All three can be loaded via npm or CDN (e.g., jsDelivr) and require no server-side processing. The typical implementation pattern is:
- Users type LaTeX source between delimiters ($...$ for inline, $$...$$ for block) in the editor.
- In preview/read mode, the rendering layer scans the content and replaces the source with SVG/HTML output using KaTeX or MathJax.
- Edit mode could optionally use MathLive’s <math-field> to provide live preview while editing.
Competitive Landscape
A comparison with tools that teams often use alongside or instead of ClickUp:
- Notion – Full native LaTeX support powered by KaTeX. Supports inline formulas (via Ctrl+E or $...$) and block formulas (/math), including matrices. Considered the gold standard for technical notes.
- Confluence – No native LaTeX renderer. Users must install and pay for third-party Marketplace apps (e.g., LaTeX Math for Confluence) that use MathJax, adding cost and administrative overhead.
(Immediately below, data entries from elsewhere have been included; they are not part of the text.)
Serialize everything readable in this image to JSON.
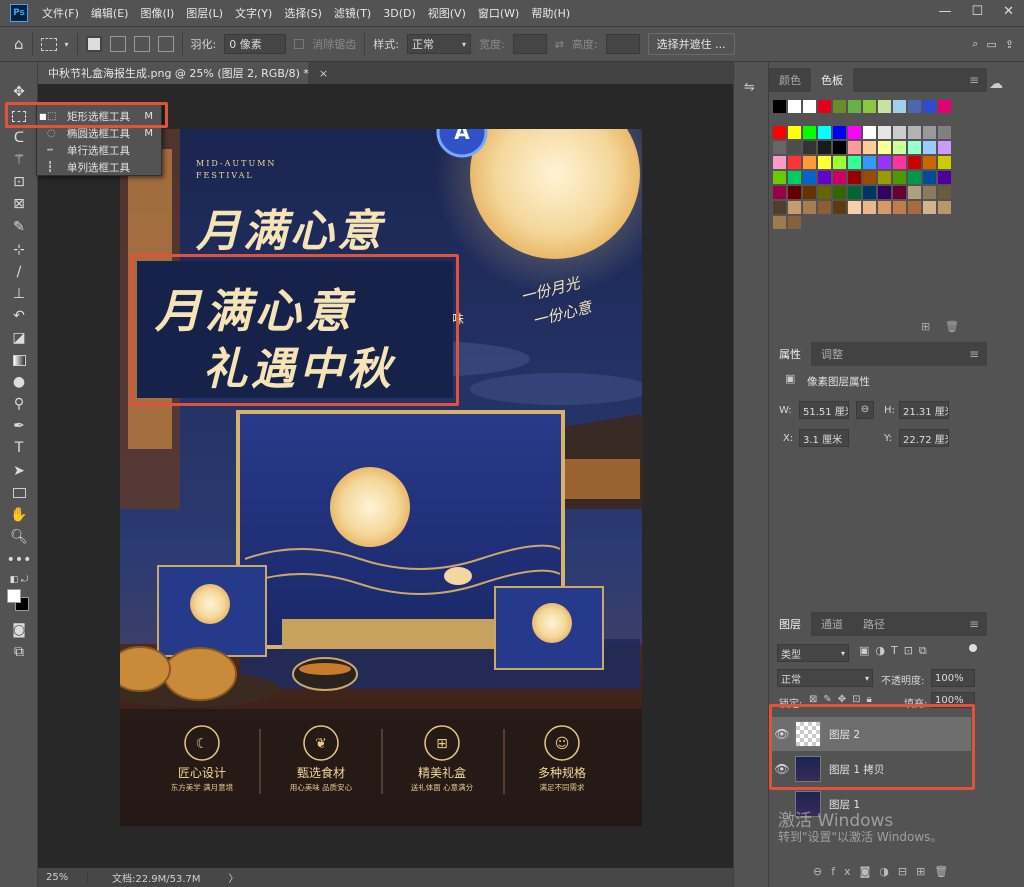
{
  "app": {
    "icon_label": "Ps"
  },
  "menubar": {
    "items": [
      "文件(F)",
      "编辑(E)",
      "图像(I)",
      "图层(L)",
      "文字(Y)",
      "选择(S)",
      "滤镜(T)",
      "3D(D)",
      "视图(V)",
      "窗口(W)",
      "帮助(H)"
    ],
    "window_controls": [
      "—",
      "☐",
      "✕"
    ]
  },
  "options": {
    "feather_label": "羽化:",
    "feather_value": "0 像素",
    "antialias_label": "消除锯齿",
    "style_label": "样式:",
    "style_value": "正常",
    "width_label": "宽度:",
    "height_label": "高度:",
    "select_mask_button": "选择并遮住 ..."
  },
  "flyout": {
    "items": [
      {
        "label": "矩形选框工具",
        "key": "M",
        "selected": true
      },
      {
        "label": "椭圆选框工具",
        "key": "M",
        "selected": false
      },
      {
        "label": "单行选框工具",
        "key": "",
        "selected": false
      },
      {
        "label": "单列选框工具",
        "key": "",
        "selected": false
      }
    ]
  },
  "document": {
    "tab_title": "中秋节礼盒海报生成.png @ 25% (图层 2, RGB/8) *",
    "close": "×"
  },
  "poster": {
    "mid_autumn_en_1": "MID-AUTUMN",
    "mid_autumn_en_2": "FESTIVAL",
    "headline_1": "月满心意",
    "headline_2": "礼遇中秋",
    "headline_partial_char": "味",
    "side_note_1": "一份月光",
    "side_note_2": "一份心意",
    "features": [
      {
        "title": "匠心设计",
        "subtitle": "东方美学  满月意境",
        "icon": "moon-icon"
      },
      {
        "title": "甄选食材",
        "subtitle": "用心美味  品质安心",
        "icon": "leaf-icon"
      },
      {
        "title": "精美礼盒",
        "subtitle": "送礼体面  心意满分",
        "icon": "gift-icon"
      },
      {
        "title": "多种规格",
        "subtitle": "满足不同需求",
        "icon": "people-icon"
      }
    ]
  },
  "overlay": {
    "headline_1": "月满心意",
    "headline_2": "礼遇中秋"
  },
  "status": {
    "zoom": "25%",
    "doc_size": "文档:22.9M/53.7M",
    "arrow": "〉"
  },
  "color_panel": {
    "tabs": [
      "颜色",
      "色板"
    ],
    "active_tab": "色板",
    "top_row": [
      "#000000",
      "#ffffff",
      "#ffffff",
      "#e3001b",
      "#6b8c2a",
      "#68b245",
      "#8cc63f",
      "#c7e3a1",
      "#9fd1ee",
      "#4a67b0",
      "#2e4bd6",
      "#e30074"
    ],
    "grid_colors": [
      "#ff0000",
      "#ffff00",
      "#00ff00",
      "#00ffff",
      "#0000ff",
      "#ff00ff",
      "#ffffff",
      "#e6e6e6",
      "#cccccc",
      "#b3b3b3",
      "#999999",
      "#808080",
      "#666666",
      "#4d4d4d",
      "#333333",
      "#1a1a1a",
      "#000000",
      "#ff9999",
      "#ffcc99",
      "#ffff99",
      "#ccff99",
      "#99ffcc",
      "#99ccff",
      "#cc99ff",
      "#ff99cc",
      "#ff3333",
      "#ff9933",
      "#ffff33",
      "#99ff33",
      "#33ff99",
      "#3399ff",
      "#9933ff",
      "#ff3399",
      "#cc0000",
      "#cc6600",
      "#cccc00",
      "#66cc00",
      "#00cc66",
      "#0066cc",
      "#6600cc",
      "#cc0066",
      "#990000",
      "#994c00",
      "#999900",
      "#4c9900",
      "#00994c",
      "#004c99",
      "#4c0099",
      "#99004c",
      "#660000",
      "#663300",
      "#666600",
      "#336600",
      "#006633",
      "#003366",
      "#330066",
      "#660033",
      "#b0a080",
      "#8c7a5c",
      "#6b5a3e",
      "#4d3f29",
      "#c69c6d",
      "#a67c52",
      "#8b5e34",
      "#603913",
      "#f5d0a9",
      "#e8b88a",
      "#d59a6a",
      "#c27c4b",
      "#a86a3f",
      "#d1b48c",
      "#b8976b",
      "#9e7b4f",
      "#85623a"
    ],
    "grid_note": "palette"
  },
  "properties_panel": {
    "tabs": [
      "属性",
      "调整"
    ],
    "active_tab": "属性",
    "type_label": "像素图层属性",
    "w_label": "W:",
    "w_value": "51.51 厘米",
    "h_label": "H:",
    "h_value": "21.31 厘米",
    "x_label": "X:",
    "x_value": "3.1 厘米",
    "y_label": "Y:",
    "y_value": "22.72 厘米"
  },
  "layers_panel": {
    "tabs": [
      "图层",
      "通道",
      "路径"
    ],
    "active_tab": "图层",
    "filter_value": "类型",
    "blend_mode": "正常",
    "opacity_label": "不透明度:",
    "opacity_value": "100%",
    "lock_label": "锁定:",
    "fill_label": "填充:",
    "fill_value": "100%",
    "layers": [
      {
        "name": "图层 2",
        "selected": true
      },
      {
        "name": "图层 1 拷贝",
        "selected": false
      },
      {
        "name": "图层 1",
        "selected": false
      }
    ]
  },
  "watermark": {
    "line1": "激活 Windows",
    "line2": "转到\"设置\"以激活 Windows。"
  },
  "colors": {
    "accent_red": "#e2523a",
    "poster_gold": "#f3d79b",
    "poster_navy": "#1f2b5c"
  }
}
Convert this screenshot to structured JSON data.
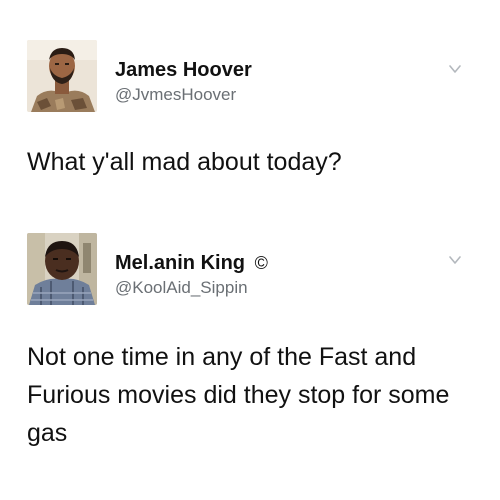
{
  "tweets": [
    {
      "author": {
        "name": "James Hoover",
        "handle": "@JvmesHoover",
        "verified_symbol": ""
      },
      "text": "What y'all mad about today?",
      "avatar_icon": "profile-photo-icon",
      "menu_icon": "chevron-down-icon"
    },
    {
      "author": {
        "name": "Mel.anin King",
        "handle": "@KoolAid_Sippin",
        "verified_symbol": "©"
      },
      "text": "Not one time in any of the Fast and Furious movies did they stop for some gas",
      "avatar_icon": "profile-photo-icon",
      "menu_icon": "chevron-down-icon"
    }
  ],
  "colors": {
    "background": "#ffffff",
    "text": "#111111",
    "handle": "#6a6f74",
    "chevron": "#b3b8bd"
  }
}
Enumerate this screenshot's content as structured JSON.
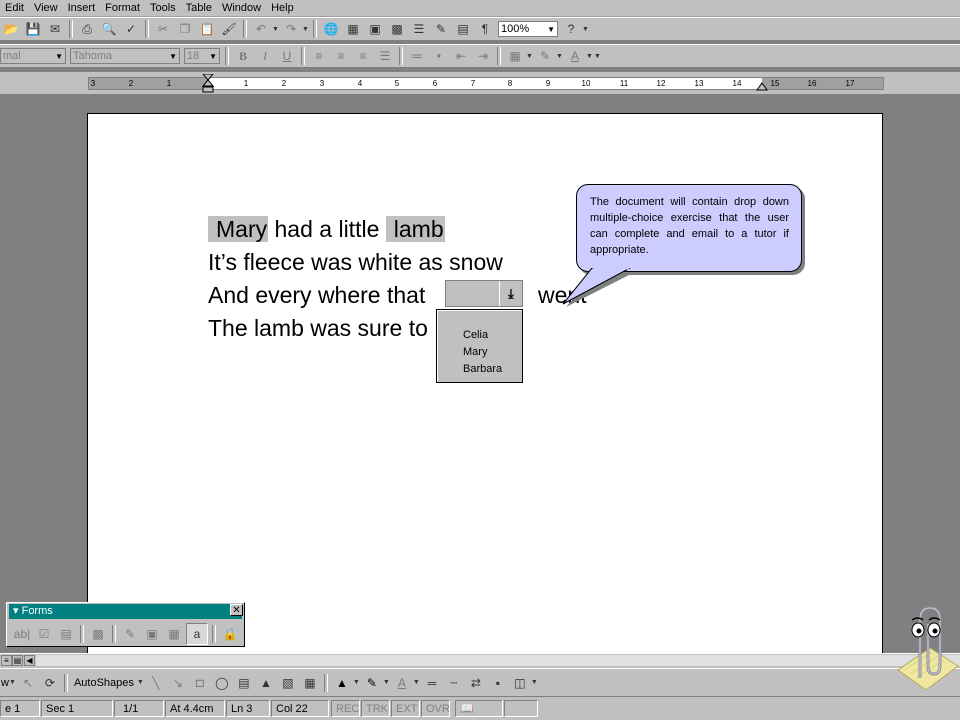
{
  "menu": [
    "Edit",
    "View",
    "Insert",
    "Format",
    "Tools",
    "Table",
    "Window",
    "Help"
  ],
  "toolbar": {
    "zoom": "100%",
    "style_value": "mal",
    "font_value": "Tahoma",
    "size_value": "18",
    "bold": "B",
    "italic": "I",
    "underline": "U",
    "autoshapes": "AutoShapes"
  },
  "ruler": [
    "3",
    "2",
    "1",
    "1",
    "2",
    "3",
    "4",
    "5",
    "6",
    "7",
    "8",
    "9",
    "10",
    "11",
    "12",
    "13",
    "14",
    "15",
    "16",
    "17"
  ],
  "document": {
    "line1": [
      "Mary",
      " had a little ",
      "lamb"
    ],
    "line2": "It’s fleece was white as snow",
    "line3a": "And every where that",
    "line3b": "went",
    "line4": "The lamb was sure to"
  },
  "dropdown": {
    "options": [
      "Celia",
      "Mary",
      "Barbara"
    ]
  },
  "callout": {
    "text": "The document will contain drop down multiple-choice exercise that the user can complete and email to a tutor if appropriate."
  },
  "forms_toolbar": {
    "title": "Forms",
    "close": "✕"
  },
  "status": {
    "page": "e 1",
    "sec": "Sec 1",
    "pages": "1/1",
    "at": "At 4.4cm",
    "ln": "Ln 3",
    "col": "Col 22",
    "rec": "REC",
    "trk": "TRK",
    "ext": "EXT",
    "ovr": "OVR"
  },
  "drawing_toolbar": {
    "draw": "w"
  },
  "colors": {
    "field_shading": "#c0c0c0",
    "callout_fill": "#ccccff",
    "forms_titlebar": "#008080",
    "chrome": "#c0c0c0"
  }
}
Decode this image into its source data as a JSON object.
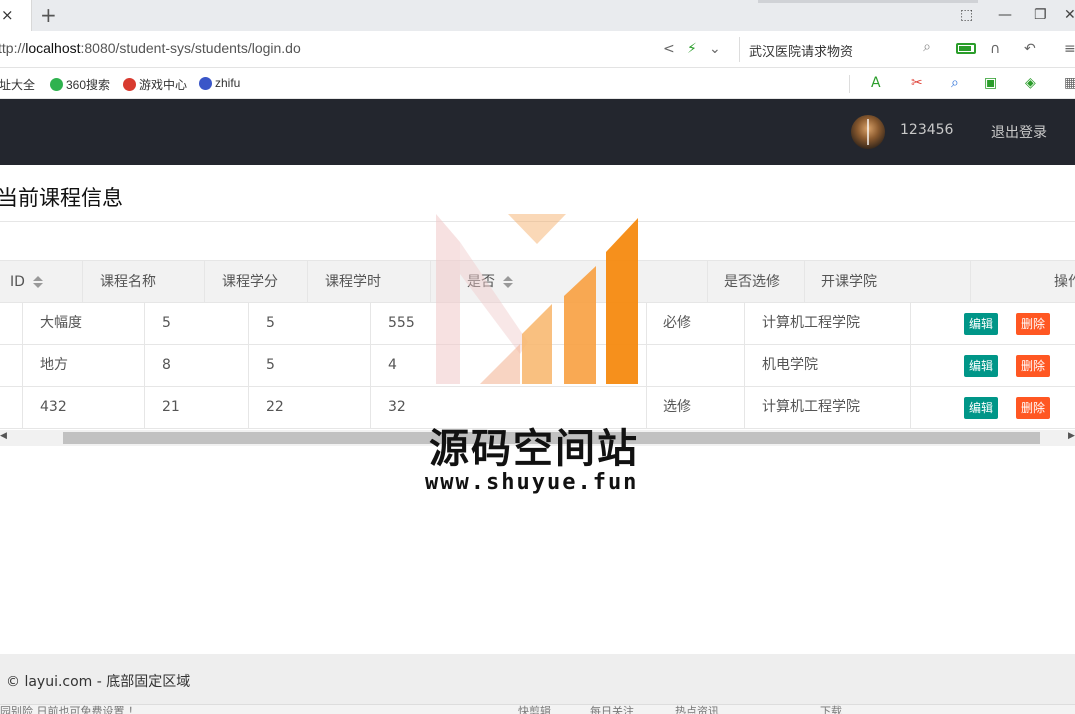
{
  "browser": {
    "tab_close_glyph": "×",
    "new_tab_glyph": "+",
    "window_controls": [
      "⬚",
      "—",
      "❐",
      "✕"
    ],
    "url_prefix": "ttp://",
    "url_host": "localhost",
    "url_rest": ":8080/student-sys/students/login.do",
    "search_text": "武汉医院请求物资",
    "bookmarks": [
      "址大全",
      "360搜索",
      "游戏中心",
      "zhifu"
    ]
  },
  "header": {
    "username": "123456",
    "logout_label": "退出登录"
  },
  "page": {
    "title": "当前课程信息"
  },
  "table": {
    "headers": [
      "ID",
      "课程名称",
      "课程学分",
      "课程学时",
      "是否",
      "是否选修",
      "开课学院",
      "操作"
    ],
    "rows": [
      {
        "name": "大幅度",
        "credit": "5",
        "credit2": "5",
        "hours": "555",
        "required": "必修",
        "college": "计算机工程学院"
      },
      {
        "name": "地方",
        "credit": "8",
        "credit2": "5",
        "hours": "4",
        "required": "",
        "college": "机电学院"
      },
      {
        "name": "432",
        "credit": "21",
        "credit2": "22",
        "hours": "32",
        "required": "选修",
        "college": "计算机工程学院"
      }
    ],
    "edit_label": "编辑",
    "delete_label": "删除"
  },
  "watermark": {
    "title": "源码空间站",
    "url": "www.shuyue.fun"
  },
  "footer": {
    "text": "© layui.com - 底部固定区域"
  },
  "statusbar": {
    "left": "园别险  日前也可免费设置 ！",
    "items": [
      "快剪辑",
      "每日关注",
      "热点资讯",
      "下载"
    ]
  },
  "colors": {
    "header_bg": "#23262e",
    "edit_btn": "#009688",
    "delete_btn": "#ff5722"
  }
}
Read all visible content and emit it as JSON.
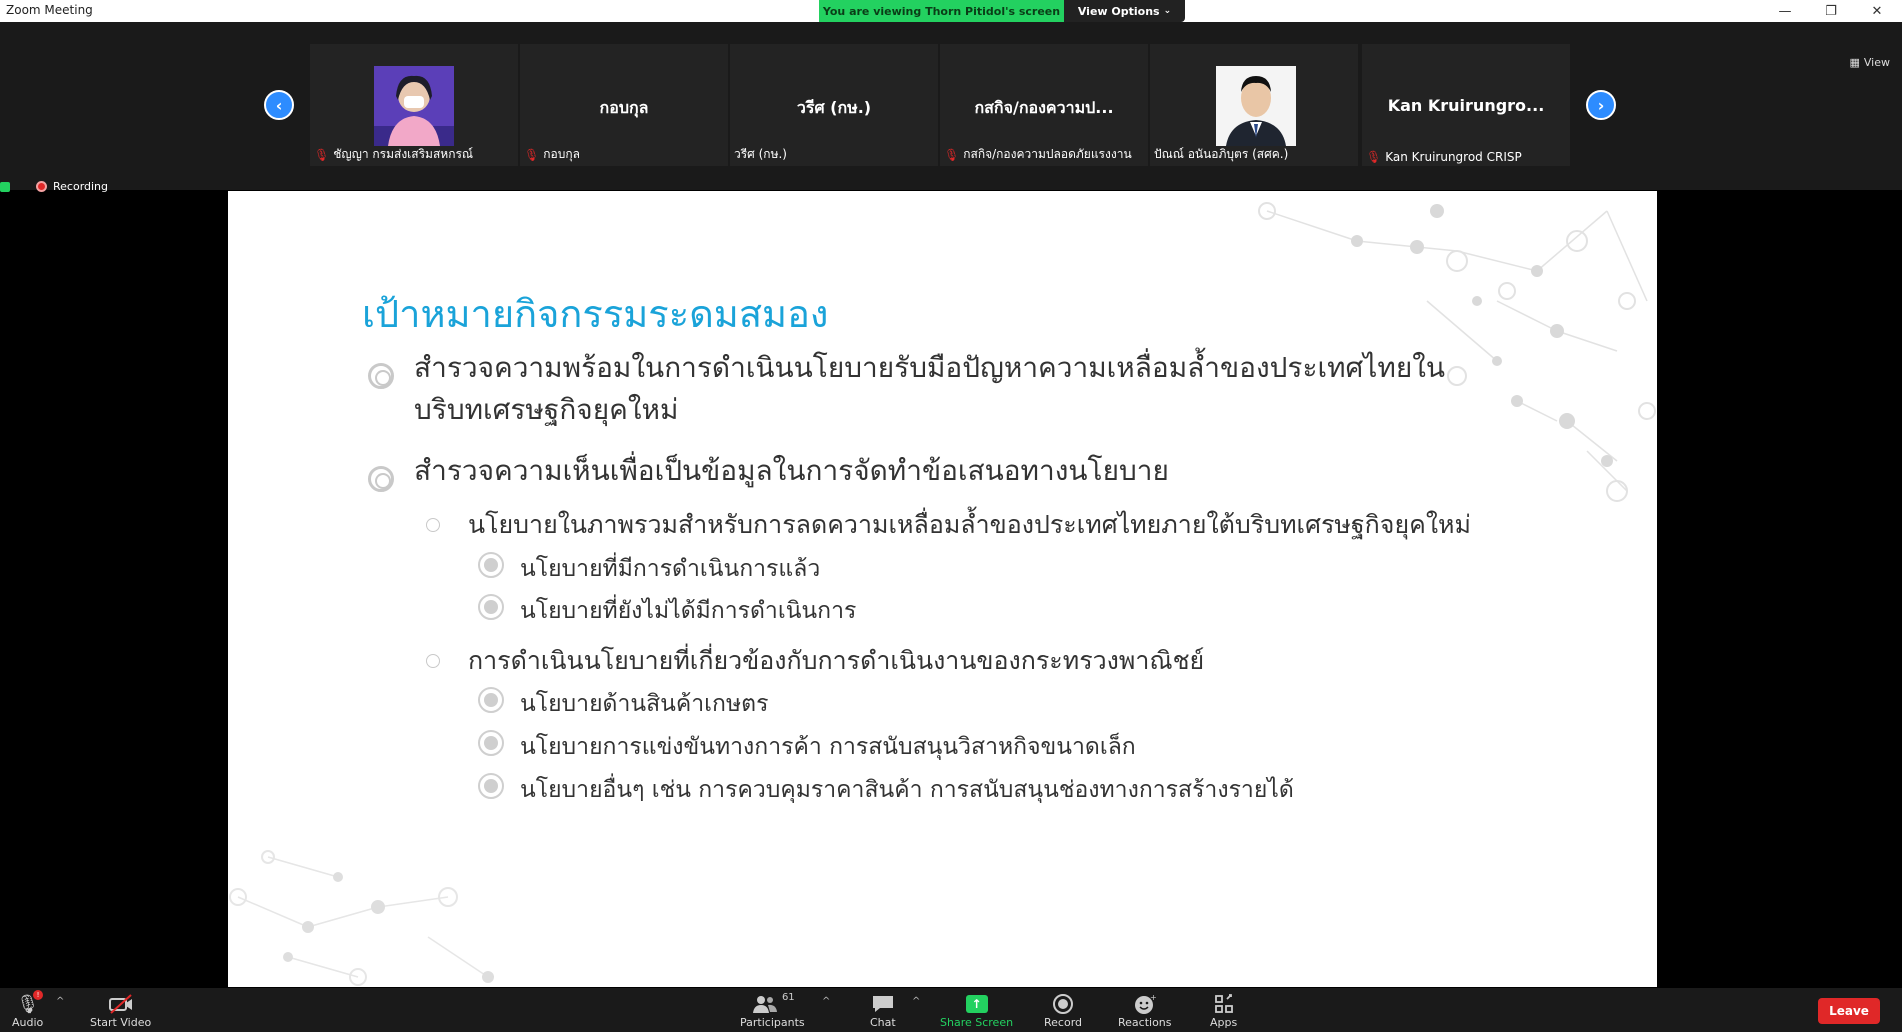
{
  "window": {
    "title": "Zoom Meeting",
    "viewing_banner": "You are viewing Thorn Pitidol's screen",
    "view_options": "View Options",
    "view_button": "View"
  },
  "recording": {
    "label": "Recording"
  },
  "participants_strip": [
    {
      "caption": "ชัญญา  กรมส่งเสริมสหกรณ์",
      "big_name": "",
      "has_video": true,
      "muted": true
    },
    {
      "caption": "กอบกุล",
      "big_name": "กอบกุล",
      "has_video": false,
      "muted": true
    },
    {
      "caption": "วรีศ (กษ.)",
      "big_name": "วรีศ (กษ.)",
      "has_video": false,
      "muted": false
    },
    {
      "caption": "กสกิจ/กองความปลอดภัยแรงงาน",
      "big_name": "กสกิจ/กองความป...",
      "has_video": false,
      "muted": true
    },
    {
      "caption": "ปัณณ์ อนันอภิบุตร (สศค.)",
      "big_name": "",
      "has_video": true,
      "muted": false
    },
    {
      "caption": "Kan Kruirungrod CRISP",
      "big_name": "Kan  Kruirungro...",
      "has_video": false,
      "muted": true
    }
  ],
  "slide": {
    "title": "เป้าหมายกิจกรรมระดมสมอง",
    "bullets": [
      {
        "level": 1,
        "line1": "สำรวจความพร้อมในการดำเนินนโยบายรับมือปัญหาความเหลื่อมล้ำของประเทศไทยใน",
        "line2": "บริบทเศรษฐกิจยุคใหม่"
      },
      {
        "level": 1,
        "line1": "สำรวจความเห็นเพื่อเป็นข้อมูลในการจัดทำข้อเสนอทางนโยบาย",
        "line2": ""
      },
      {
        "level": 2,
        "text": "นโยบายในภาพรวมสำหรับการลดความเหลื่อมล้ำของประเทศไทยภายใต้บริบทเศรษฐกิจยุคใหม่"
      },
      {
        "level": 3,
        "text": "นโยบายที่มีการดำเนินการแล้ว"
      },
      {
        "level": 3,
        "text": "นโยบายที่ยังไม่ได้มีการดำเนินการ"
      },
      {
        "level": 2,
        "text": "การดำเนินนโยบายที่เกี่ยวข้องกับการดำเนินงานของกระทรวงพาณิชย์"
      },
      {
        "level": 3,
        "text": "นโยบายด้านสินค้าเกษตร"
      },
      {
        "level": 3,
        "text": "นโยบายการแข่งขันทางการค้า การสนับสนุนวิสาหกิจขนาดเล็ก"
      },
      {
        "level": 3,
        "text": "นโยบายอื่นๆ เช่น การควบคุมราคาสินค้า การสนับสนุนช่องทางการสร้างรายได้"
      }
    ]
  },
  "toolbar": {
    "audio": "Audio",
    "start_video": "Start Video",
    "participants": "Participants",
    "participant_count": "61",
    "chat": "Chat",
    "share_screen": "Share Screen",
    "record": "Record",
    "reactions": "Reactions",
    "apps": "Apps",
    "leave": "Leave"
  },
  "colors": {
    "accent_blue": "#2d8cff",
    "title_blue": "#1aa3d9",
    "share_green": "#23d160",
    "leave_red": "#e02828"
  }
}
- HackMD – Native LaTeX in Markdown documents, with real-time collaborative editing and instant rendering. Widely used by technical writers.
- Obsidian – Native LaTeX formula rendering via built-in MathJax. A benchmark in the personal knowledge management space.
- Dropbox Paper – Has robust LaTeX math rendering. Frequently cited by ClickUp users as a reference implementation for how Docs could work.
- ClickUp Docs – No math rendering engine available. This is the current gap.
Testing Environment
- Platform: Web
- Browser: Microsoft Edge 147
- ClickUp Docs version: Current production version
- Test date: 2026-04-26
- Steps to reproduce:
1. Create a new ClickUp Doc
2. Paste the LaTeX matrix code \begin{bmatrix} a & b \\ c & d \end{bmatrix}
3. Observe that only raw source text is shown; no rendered matrix appears
Recommended Approach
- Phase 1 – Integrate KaTeX and support $...$ (inline) and $$...$$ (block) delimiter syntax to cover common math expressions (matrices, fractions, integrals, sums, etc.).
- Phase 2 – Add a visual formula editor panel to lower the barrier for users unfamiliar with LaTeX syntax.
- Follow the interaction model proven by Notion: a keyboard shortcut inserts a math block, users edit LaTeX source, and the output renders in real time.
Business Impact
The absence of math rendering prevents many engineering, data, and research teams from adopting ClickUp as their single documentation hub. These users are forced to maintain documents across both ClickUp and other platforms (Notion, Obsidian, Confluence with plugins, etc.), fragmenting workflows and reducing the value of ClickUp Docs. Multiple community requests (some dating back to 2019) describe this as a “deal-breaker” – closing this gap would unlock a significant, technically skilled user segment.